Après un voyage de plus de dix mois et de quelque 700 millions de kilomètres, la sonde américaine Phoenix s'est posée sans encombre, lundi 26 mai à 1h38 (heure suisse), sur le sol martien. L'événement n'a pu être confirmé par le Jet Propulsion Laboratory (JPL) de la NASA que quinze minutes plus tard - le temps pour le signal radio de la sonde de parcourir les 279 millions de kilomètres séparant, à ce moment, Mars de la Terre.

Comme prévu, le robot, qui héberge un microscope à force atomique développé à l'Université de Neuchâtel (LT du 22.05.08), a atteint l'extrême nord de la Planète rouge, se posant dans la région circumpolaire de Vasistas Borealis. Les premiers clichés, monochromes, des plats paysages de l'Arctique martien sont parvenus au centre de commande du JPL, à Pasadena (Californie), deux heures plus tard. Ils montrent également que les panneaux solaires de la sonde se sont correctement déployés. Avec ce succès, qui vient dans la foulée de ceux, en 2004, des rovers Spirit et Opportunity, la NASA tire un trait sur la série de fiascos de la fin des années 1990 qui avait conduit à une remise à plat de son programme d'exploration de la Planète rouge.

La réussite de la première phase de cette mission - qui a coûté 420millions de dollars (266 millions d'euros) et doit durer trois mois - est donc un soulagement pour l'agence spatiale américaine. Celle-ci s'était préparée au pire et avait axé, ces derniers jours, sa communication sur la grande difficulté à poser un atterrisseur sur Mars, ainsi que sur les nombreux échecs passés.

Une chance sur deux

Dans leurs dernières déclarations, les responsables de la NASA avaient ainsi répété que, depuis le début des années 1960, environ la moitié des tentatives de poser une sonde à la surface de Mars s'étaient soldées par un échec.

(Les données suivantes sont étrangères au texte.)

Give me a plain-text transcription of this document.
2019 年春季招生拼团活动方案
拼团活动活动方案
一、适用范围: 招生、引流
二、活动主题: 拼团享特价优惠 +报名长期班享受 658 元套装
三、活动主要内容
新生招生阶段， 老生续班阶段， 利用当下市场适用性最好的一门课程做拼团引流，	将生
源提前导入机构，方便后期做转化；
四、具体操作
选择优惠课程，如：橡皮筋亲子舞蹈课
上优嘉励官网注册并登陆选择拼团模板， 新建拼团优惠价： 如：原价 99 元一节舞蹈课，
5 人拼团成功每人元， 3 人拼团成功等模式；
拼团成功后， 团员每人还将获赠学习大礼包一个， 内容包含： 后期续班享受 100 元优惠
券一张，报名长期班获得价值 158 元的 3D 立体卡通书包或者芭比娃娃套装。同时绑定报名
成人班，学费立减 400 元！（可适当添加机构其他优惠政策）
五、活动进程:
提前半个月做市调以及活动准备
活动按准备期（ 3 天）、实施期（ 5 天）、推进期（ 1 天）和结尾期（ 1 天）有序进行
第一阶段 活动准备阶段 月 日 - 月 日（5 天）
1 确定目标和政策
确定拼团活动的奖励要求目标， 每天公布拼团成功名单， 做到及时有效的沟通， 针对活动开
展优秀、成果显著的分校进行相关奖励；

Contrairement à Spirit et Opportunity, qui arpentent toujours, quatre ans après leur arrivée, les régions équatoriales de la jumelle de la Terre, Phoenix - environ 410kg pour une hauteur de plus de 2 mètres et 5 mètres d'envergure de panneaux solaires - sera statique. «La sonde va étudier une zone assez énigmatique, dit François Forget, chercheur au Laboratoire de météorologie dynamique et spécialiste de Mars. Les observations réalisées en orbite ont en effet montré qu'une épaisse calotte de glace d'eau se trouve sous une fine couche de sédiments dans les zones arctique et antarctique de Mars. Phoenix devrait permettre de comprendre comment se sont formées ces couches de glaces épaisses, sans doute, d'une dizaine de mètres.